The high frequency of storms also caused flooding over South West England, Wales and North West England.
The spring will feature beneficial changes for some areas while others continue to endure repeated rounds of stormy weather.
A southerly storm track will continue through much of the spring causing above-normal rainfall and occasional strong winds through Ireland, Wales and southern England.
Above-normal rainfall in areas that already endured a harsh winter will result in continued episodes of flooding.
Greater London, South East England and East Anglia will have an increase in rainfall during the spring. Following a drier-than-normal winter, however, no widespread flooding problems are expected.
Farther north, this southward shift in storminess will bring a reprieve to areas from Northern England into Scotland, with the weather improving throughout the spring months in Northern England. Generally near- to below-normal rainfall is expected in these areas while temperatures will be near to above normal.
While Northern Ireland and Scotland will not be free of storms during the spring, there will be longer stretches of tranquil weather following a very stormy winter.
The battleground between lingering winter chill and the return of spring warmth will be found from Poland into Belarus and the Baltic States during March and April.
Cold air will remain entrenched over Scandinavia making occasional intrusions southward into the Baltic States, with a brief chill being felt into Belarus and Poland.

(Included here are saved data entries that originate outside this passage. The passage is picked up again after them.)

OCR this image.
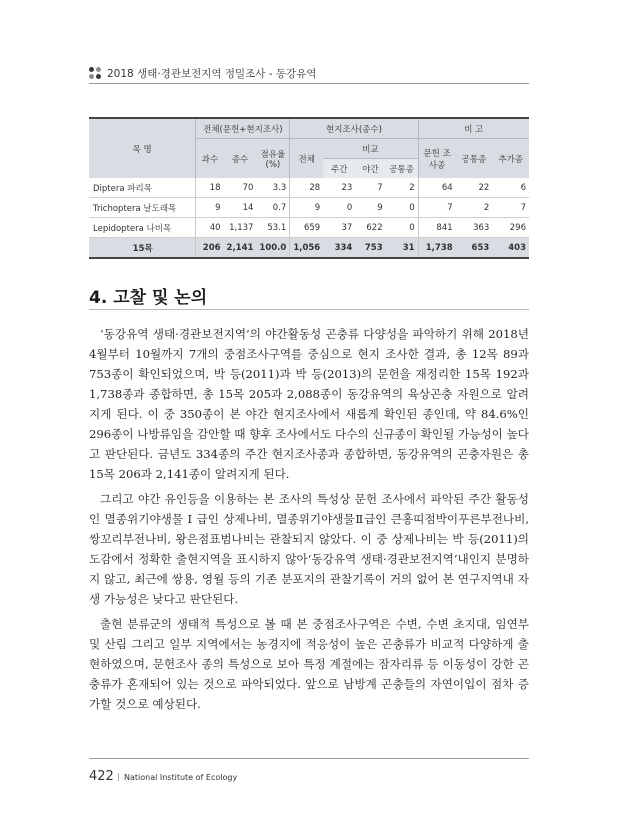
2018 생태·경관보전지역 정밀조사 - 동강유역
목 명	전체(문헌+현지조사)			현지조사(종수)				비 고		
	과수	종수	점유율 (%)	전체	비교			문헌 조사종	공통종	추가종
					주간	야간	공통종			
Diptera 파리목	18	70	3.3	28	23	7	2	64	22	6
Trichoptera 날도래목	9	14	0.7	9	0	9	0	7	2	7
Lepidoptera 나비목	40	1,137	53.1	659	37	622	0	841	363	296
15목	206	2,141	100.0	1,056	334	753	31	1,738	653	403
4. 고찰 및 논의

‘동강유역 생태·경관보전지역’의 야간활동성 곤충류 다양성을 파악하기 위해 2018년 4월부터 10월까지 7개의 중점조사구역를 중심으로 현지 조사한 결과, 총 12목 89과 753종이 확인되었으며, 박 등(2011)과 박 등(2013)의 문헌을 재정리한 15목 192과 1,738종과 종합하면, 총 15목 205과 2,088종이 동강유역의 육상곤충 자원으로 알려지게 된다. 이 중 350종이 본 야간 현지조사에서 새롭게 확인된 종인데, 약 84.6%인 296종이 나방류임을 감안할 때 향후 조사에서도 다수의 신규종이 확인될 가능성이 높다고 판단된다. 금년도 334종의 주간 현지조사종과 종합하면, 동강유역의 곤충자원은 총 15목 206과 2,141종이 알려지게 된다.

그리고 야간 유인등을 이용하는 본 조사의 특성상 문헌 조사에서 파악된 주간 활동성인 멸종위기야생물 I 급인 상제나비, 멸종위기야생물Ⅱ급인 큰홍띠점박이푸른부전나비, 쌍꼬리부전나비, 왕은점표범나비는 관찰되지 않았다. 이 중 상제나비는 박 등(2011)의 도감에서 정확한 출현지역을 표시하지 않아‘동강유역 생태·경관보전지역’내인지 분명하지 않고, 최근에 쌍용, 영월 등의 기존 분포지의 관찰기록이 거의 없어 본 연구지역내 자생 가능성은 낮다고 판단된다.

출현 분류군의 생태적 특성으로 볼 때 본 중점조사구역은 수변, 수변 초지대, 임연부 및 산림 그리고 일부 지역에서는 농경지에 적응성이 높은 곤충류가 비교적 다양하게 출현하였으며, 문헌조사 종의 특성으로 보아 특정 계절에는 잠자리류 등 이동성이 강한 곤충류가 혼재되어 있는 것으로 파악되었다. 앞으로 남방계 곤충들의 자연이입이 점차 증가할 것으로 예상된다.

422 | National Institute of Ecology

"These cold intrusions will continue the threat for snow through Easter from northern Poland into the Baltic States," Roys said.
Storms tracking westward across Europe will help to pull warmer air from the Balkan Peninsula northward, bringing occasional bursts of warmth which will be erased by cooler air that follows each storm.
During the late spring, warmer air from the Balkan Peninsula is expected to surge northward bringing warmer periods to Poland and Belarus, an end to any long-lasting cold, and providing a good start to the growing season for farmers across the region.